For any given speed, the feed will determine the power needed with a given cutter. If the resulting feed for your power is too small and will just rub, or is too large, then you might have to change the speed in order to get a chipload per tooth that makes sense. The usual table won't tell you that.

Then also, the tables, as mentioned in the quoted post, are for maximum material removed.... meaning fastest possible work/least time per part. Is THAT your goal in the home shop? Probably not.

At that point, you can throw out the tables.

All you really need to know is the very basic information...... 1) what the limiting SFM for the material and cutter is. 2) what the reasonable chip thickness per tooth is for the cutter and material.

With that, and the number of teeth on your cutter, you have everything you would ever need. You can decide if you are "pushing for max" or if you are doing normal home shop work and just want to get the job done without wearing out the cutter too fast.
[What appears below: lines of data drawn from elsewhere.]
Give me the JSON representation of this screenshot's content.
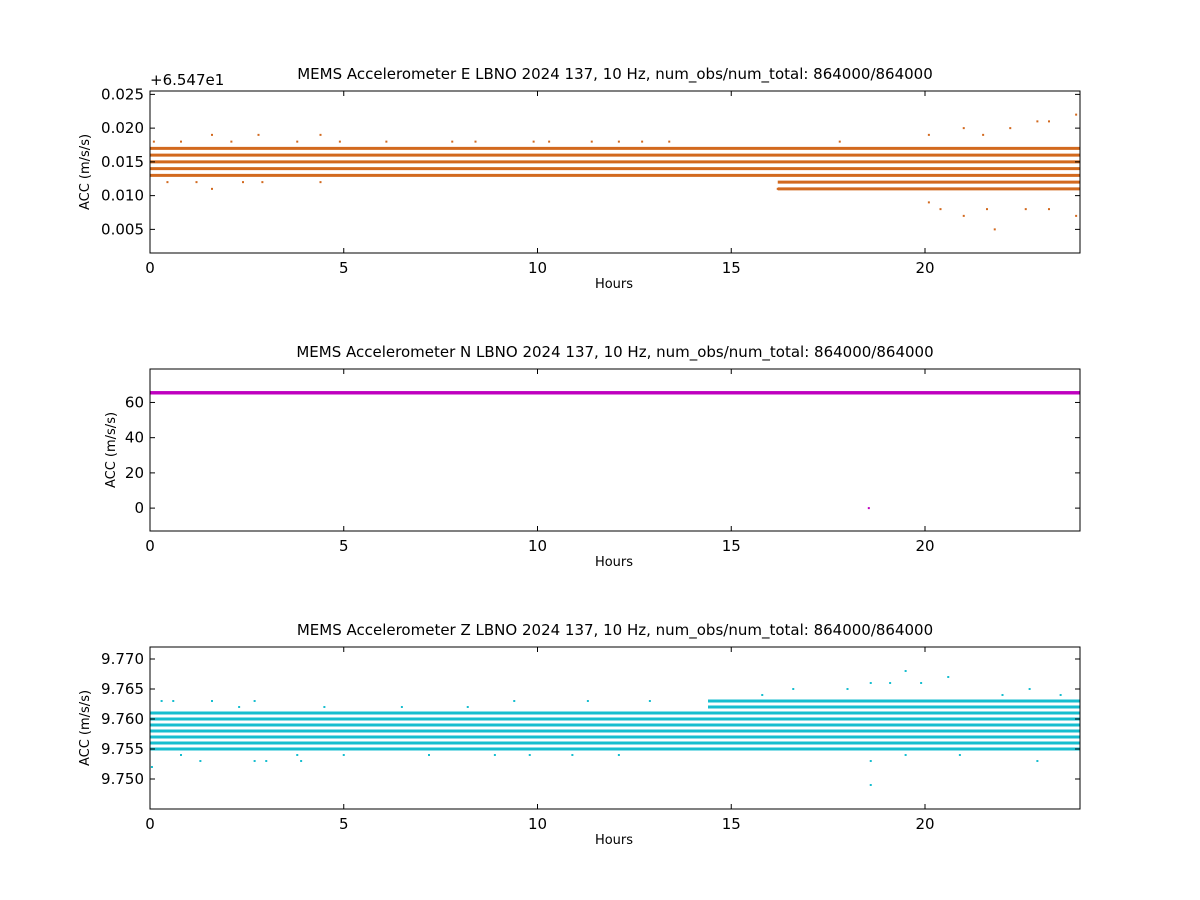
{
  "chart_data": [
    {
      "type": "scatter",
      "title": "MEMS Accelerometer E LBNO 2024 137, 10 Hz, num_obs/num_total: 864000/864000",
      "xlabel": "Hours",
      "ylabel": "ACC (m/s/s)",
      "y_offset_label": "+6.547e1",
      "y_offset": 65.47,
      "xlim": [
        0,
        24
      ],
      "ylim": [
        0.0015,
        0.0255
      ],
      "xticks": [
        0,
        5,
        10,
        15,
        20
      ],
      "yticks": [
        0.005,
        0.01,
        0.015,
        0.02,
        0.025
      ],
      "ytick_labels": [
        "0.005",
        "0.010",
        "0.015",
        "0.020",
        "0.025"
      ],
      "color": "#d2691e",
      "grid": false,
      "series": [
        {
          "band_levels": [
            0.013,
            0.014,
            0.015,
            0.016,
            0.017
          ],
          "late_band_levels": [
            0.011,
            0.012
          ],
          "late_band_start_hour": 16.2,
          "sparse_points": [
            [
              0.1,
              0.018
            ],
            [
              0.45,
              0.012
            ],
            [
              0.8,
              0.018
            ],
            [
              1.2,
              0.012
            ],
            [
              1.6,
              0.019
            ],
            [
              1.6,
              0.011
            ],
            [
              2.1,
              0.018
            ],
            [
              2.4,
              0.012
            ],
            [
              2.8,
              0.019
            ],
            [
              2.9,
              0.012
            ],
            [
              3.8,
              0.018
            ],
            [
              4.4,
              0.019
            ],
            [
              4.4,
              0.012
            ],
            [
              4.9,
              0.018
            ],
            [
              6.1,
              0.018
            ],
            [
              6.5,
              0.013
            ],
            [
              7.8,
              0.018
            ],
            [
              8.4,
              0.018
            ],
            [
              9.9,
              0.018
            ],
            [
              10.3,
              0.018
            ],
            [
              11.4,
              0.018
            ],
            [
              12.1,
              0.018
            ],
            [
              12.7,
              0.018
            ],
            [
              13.4,
              0.018
            ],
            [
              16.2,
              0.011
            ],
            [
              17.8,
              0.018
            ],
            [
              18.7,
              0.011
            ],
            [
              20.1,
              0.019
            ],
            [
              20.1,
              0.009
            ],
            [
              20.4,
              0.008
            ],
            [
              21.0,
              0.02
            ],
            [
              21.0,
              0.007
            ],
            [
              21.5,
              0.019
            ],
            [
              21.6,
              0.008
            ],
            [
              21.8,
              0.005
            ],
            [
              22.2,
              0.02
            ],
            [
              22.6,
              0.008
            ],
            [
              22.9,
              0.021
            ],
            [
              23.2,
              0.021
            ],
            [
              23.2,
              0.008
            ],
            [
              23.9,
              0.022
            ],
            [
              23.9,
              0.007
            ]
          ]
        }
      ]
    },
    {
      "type": "scatter",
      "title": "MEMS Accelerometer N LBNO 2024 137, 10 Hz, num_obs/num_total: 864000/864000",
      "xlabel": "Hours",
      "ylabel": "ACC (m/s/s)",
      "xlim": [
        0,
        24
      ],
      "ylim": [
        -13,
        79
      ],
      "xticks": [
        0,
        5,
        10,
        15,
        20
      ],
      "yticks": [
        0,
        20,
        40,
        60
      ],
      "ytick_labels": [
        "0",
        "20",
        "40",
        "60"
      ],
      "color": "#bf00bf",
      "grid": false,
      "series": [
        {
          "band_levels": [
            65.4,
            65.5,
            65.6
          ],
          "sparse_points": [
            [
              18.55,
              0.0
            ]
          ]
        }
      ]
    },
    {
      "type": "scatter",
      "title": "MEMS Accelerometer Z LBNO 2024 137, 10 Hz, num_obs/num_total: 864000/864000",
      "xlabel": "Hours",
      "ylabel": "ACC (m/s/s)",
      "xlim": [
        0,
        24
      ],
      "ylim": [
        9.745,
        9.772
      ],
      "xticks": [
        0,
        5,
        10,
        15,
        20
      ],
      "yticks": [
        9.75,
        9.755,
        9.76,
        9.765,
        9.77
      ],
      "ytick_labels": [
        "9.750",
        "9.755",
        "9.760",
        "9.765",
        "9.770"
      ],
      "color": "#17becf",
      "grid": false,
      "series": [
        {
          "band_levels": [
            9.755,
            9.756,
            9.757,
            9.758,
            9.759,
            9.76,
            9.761
          ],
          "late_band_levels": [
            9.762,
            9.763
          ],
          "late_band_start_hour": 14.4,
          "sparse_points": [
            [
              0.05,
              9.752
            ],
            [
              0.3,
              9.763
            ],
            [
              0.6,
              9.763
            ],
            [
              0.8,
              9.754
            ],
            [
              1.3,
              9.753
            ],
            [
              1.6,
              9.763
            ],
            [
              2.3,
              9.762
            ],
            [
              2.7,
              9.763
            ],
            [
              2.7,
              9.753
            ],
            [
              3.0,
              9.753
            ],
            [
              3.8,
              9.754
            ],
            [
              3.9,
              9.753
            ],
            [
              4.5,
              9.762
            ],
            [
              5.0,
              9.754
            ],
            [
              6.5,
              9.762
            ],
            [
              7.2,
              9.754
            ],
            [
              8.2,
              9.762
            ],
            [
              8.9,
              9.754
            ],
            [
              9.4,
              9.763
            ],
            [
              9.8,
              9.754
            ],
            [
              10.9,
              9.754
            ],
            [
              11.3,
              9.763
            ],
            [
              12.1,
              9.754
            ],
            [
              12.9,
              9.763
            ],
            [
              15.2,
              9.755
            ],
            [
              15.8,
              9.764
            ],
            [
              16.6,
              9.765
            ],
            [
              17.3,
              9.755
            ],
            [
              18.0,
              9.765
            ],
            [
              18.6,
              9.766
            ],
            [
              18.6,
              9.753
            ],
            [
              18.6,
              9.749
            ],
            [
              19.1,
              9.766
            ],
            [
              19.5,
              9.768
            ],
            [
              19.5,
              9.754
            ],
            [
              19.9,
              9.766
            ],
            [
              20.6,
              9.767
            ],
            [
              20.9,
              9.754
            ],
            [
              22.0,
              9.764
            ],
            [
              22.7,
              9.765
            ],
            [
              22.9,
              9.753
            ],
            [
              23.5,
              9.764
            ]
          ]
        }
      ]
    }
  ]
}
odds are that you don't regard cutters in quite the same way as industry. They regard them as disposable tools. For you they are relatively expensive items... a $250 slab mill (only a cheapie) is not something you want to replace too often.

* That other point...... Teenut seems to have been very opinionated.... and made a lot of assumptions which are "included in" his posts and answers....

Just look at his post recently quoted here, which said that way oil was the worst thing a home shop person could use on their machine... that it would wear out the machine.

Obviously there were a number of assumptions made in that answer, which are likely to be dead wrong in many, or even most cases... So that other post can and probably SHOULD be totally ignored as BS.

You must "filter" all of Teenut's posts, and indeed all of OUR posts also. Everyone is making an assumption, and it may be wrong for you.

Some posts are just wrong anyway. This is the internet..........

01-01-2009, 11:46 AM
You must "filter" all of Teenut's posts, and indeed all of OUR posts also. Everyone is making an assumption, and it may be wrong for you.

Some posts are just wrong anyway. This is the internet..........

"Teenut" (Robert Bastow) is the same guy who posted that a Home Shop Machinist should absolutely, positively not use way oil on his machines. :D

J Tiers
01-01-2009, 11:49 AM
* That other point...... Teenut seems to have been very opinionated.... and made a lot of assumptions which are "included in" his posts and answers....

Just look at his post recently quoted here, which said that way oil was the worst thing a home shop person could use on their machine... that it would wear out the machine.


01-01-2009, 11:52 AM
Sorry Jerry! I'm running around my office trying to keep my 15 month old from putting coolant fixtures in his mouth :)

01-01-2009, 02:16 PM
* That other point...... Teenut seems to have been very opinionated.... and made a lot of assumptions which are "included in" his posts and answers....

That is a bit of an understatement! Teenut WAS very opinionated, and was quite aware of and almost proud of that fact. He did have something to say about most topics, but was a good guy that loved a debate.

For any that do not know, he was a very prolific poster on the rec.crafts.metalworking usenet group, before it got overrun by morons. He died from a bout with cancer a few years back. There are still a group of guys there that hoist a glass of the beverage of their choice on the anniversary of his death each January 11, at 9:15PM(EST), in remembrance.